Rondeau: A medieval French verse form typically consisting of fifteen octosyllabic lines in three stanzas with the rhyme scheme aabba aabc aabbac. The rondeau contains only two rhymes, except for the refrain, a short line indicated by the letter c. The refrain is identical to the first half of the first line and is repeated at the end of the second and third stanzas. Some critics do not count the refrains as lines and hence say the rondeau has thirteen lines. Practitioners of the form include sixteenth-century French poet Clément Marot, seventeenth-century German poet Georg Rudolf Weckherlin, nineteenth-century French poets Alfred de Musset and Théodore de Banville, and Victorian-era English poet Austin Dobson.

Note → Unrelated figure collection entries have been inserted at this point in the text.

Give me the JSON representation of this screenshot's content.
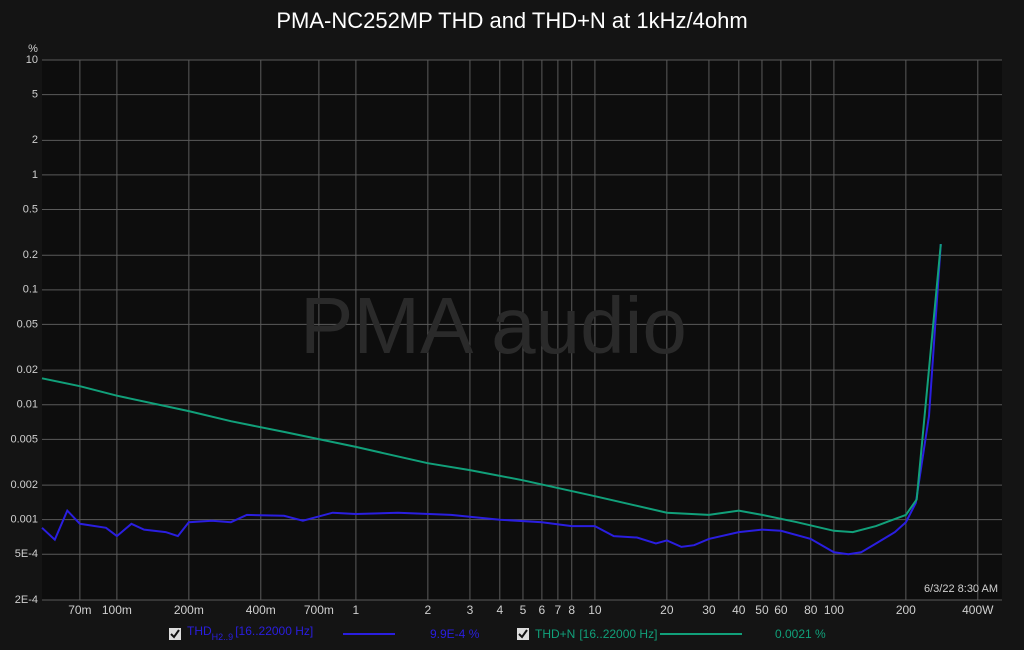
{
  "chart_data": {
    "type": "line",
    "title": "PMA-NC252MP THD and THD+N at 1kHz/4ohm",
    "y_label": "%",
    "watermark": "PMA audio",
    "timestamp": "6/3/22 8:30 AM",
    "xscale": "log",
    "yscale": "log",
    "grid": true,
    "xlim": [
      0.0486,
      505
    ],
    "ylim": [
      0.0002,
      10
    ],
    "xticks": [
      {
        "value": 0.07,
        "label": "70m"
      },
      {
        "value": 0.1,
        "label": "100m"
      },
      {
        "value": 0.2,
        "label": "200m"
      },
      {
        "value": 0.4,
        "label": "400m"
      },
      {
        "value": 0.7,
        "label": "700m"
      },
      1,
      2,
      3,
      4,
      5,
      6,
      7,
      8,
      10,
      20,
      30,
      40,
      50,
      60,
      80,
      100,
      200,
      {
        "value": 400,
        "label": "400W"
      }
    ],
    "yticks": [
      10,
      5,
      2,
      1,
      0.5,
      0.2,
      0.1,
      0.05,
      0.02,
      0.01,
      0.005,
      0.002,
      0.001,
      {
        "value": 0.0005,
        "label": "5E-4"
      },
      {
        "value": 0.0002,
        "label": "2E-4"
      }
    ],
    "series": [
      {
        "name": "THD",
        "subscript": "H2..9",
        "range": "[16..22000 Hz]",
        "current": "9.9E-4 %",
        "color": "#2a1ee0",
        "x": [
          0.0486,
          0.055,
          0.062,
          0.07,
          0.09,
          0.1,
          0.115,
          0.13,
          0.16,
          0.18,
          0.2,
          0.25,
          0.3,
          0.35,
          0.5,
          0.6,
          0.8,
          1,
          1.5,
          2.5,
          4,
          6,
          8,
          10,
          12,
          15,
          18,
          20,
          23,
          26,
          30,
          40,
          50,
          60,
          80,
          100,
          115,
          130,
          150,
          180,
          200,
          220,
          250,
          280
        ],
        "values": [
          0.00085,
          0.00067,
          0.0012,
          0.00092,
          0.00085,
          0.00072,
          0.00092,
          0.00082,
          0.00078,
          0.00072,
          0.00095,
          0.00098,
          0.00095,
          0.0011,
          0.00108,
          0.00098,
          0.00115,
          0.00112,
          0.00115,
          0.0011,
          0.001,
          0.00095,
          0.00088,
          0.00088,
          0.00072,
          0.0007,
          0.00062,
          0.00066,
          0.00058,
          0.0006,
          0.00068,
          0.00078,
          0.00082,
          0.0008,
          0.00068,
          0.00052,
          0.0005,
          0.00052,
          0.00062,
          0.00078,
          0.00095,
          0.0014,
          0.008,
          0.25
        ]
      },
      {
        "name": "THD+N",
        "range": "[16..22000 Hz]",
        "current": "0.0021 %",
        "color": "#11a07a",
        "x": [
          0.0486,
          0.07,
          0.1,
          0.2,
          0.3,
          0.5,
          1,
          2,
          3,
          5,
          10,
          20,
          30,
          40,
          50,
          70,
          100,
          120,
          150,
          200,
          222,
          280
        ],
        "values": [
          0.017,
          0.0145,
          0.012,
          0.0088,
          0.0072,
          0.0058,
          0.0043,
          0.0031,
          0.0027,
          0.0022,
          0.0016,
          0.00115,
          0.0011,
          0.0012,
          0.0011,
          0.00095,
          0.0008,
          0.00078,
          0.00088,
          0.0011,
          0.0015,
          0.25
        ]
      }
    ]
  }
}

Variations on the rondeau, each built entirely on two rhymes, include the rondeau redoublé, the rondel, and the roundel. The rondeau redoublé, a rare form, consists of six abab quatrains in which each line of the first quatrain correspondingly appears as the last line of the next four quatrains and the first line also appears as the last line of the poem. The rondel consists of thirteen or fourteen lines in three stanzas with the rhyme scheme abba abab abbaa(b). The first two lines are repeated as a refrain at the end of the second stanza. In a thirteen-line rondel, the first line is also repeated at the end of the third stanza; in a fourteen liner, both of the first two lines are repeated, making a complete refrain. (A simpler form of the rondel is now called the triolet.) Unlike the rondeau, the rondel uses entire rather than partial lines for the refrain. The roundel, a variation developed by Victorian poet Algernon Charles Swinburne, consists of eleven lines in three stanzas with the rhyme scheme abaB bab abaB. Like the rondeau, the roundel has a refrain (B) identical to the first half of the first line, but unlike in the rondeau, the refrain has the same rhyme as the lines marked b.
The term roundel is also sometimes used synonymously with both rondeau and rondel.
EXAMPLES: John McCrae’s rondeau “In Flanders Fields” (1915):
In Flanders fields the poppies blow
Between the crosses, row on row,
That mark our place; and in the sky,
The larks, still bravely singing, fly,
Scarce heard amid the guns below.
We are the Dead; short days ago
We lived, felt dawn, saw sunset glow,
Loved and were loved, and now we lie
In Flanders fields.
Take up our quarrel with the foe.
To you from failing hands we throw
The torch; be yours to hold it high.
If ye break faith with us who die
We shall not sleep, though poppies grow
In Flanders fields.
Other examples include Swinburne’s A Century of Roundels (1883), Dorothy Parker’s “Rondeau Redoublé (and Scarcely Worth the Trouble, at That)” (1926), Frank O’Hara’s “Three Rondels” (1954), and Marilyn Hacker’s “Rondeau After a Transatlantic Telephone Call” (1980).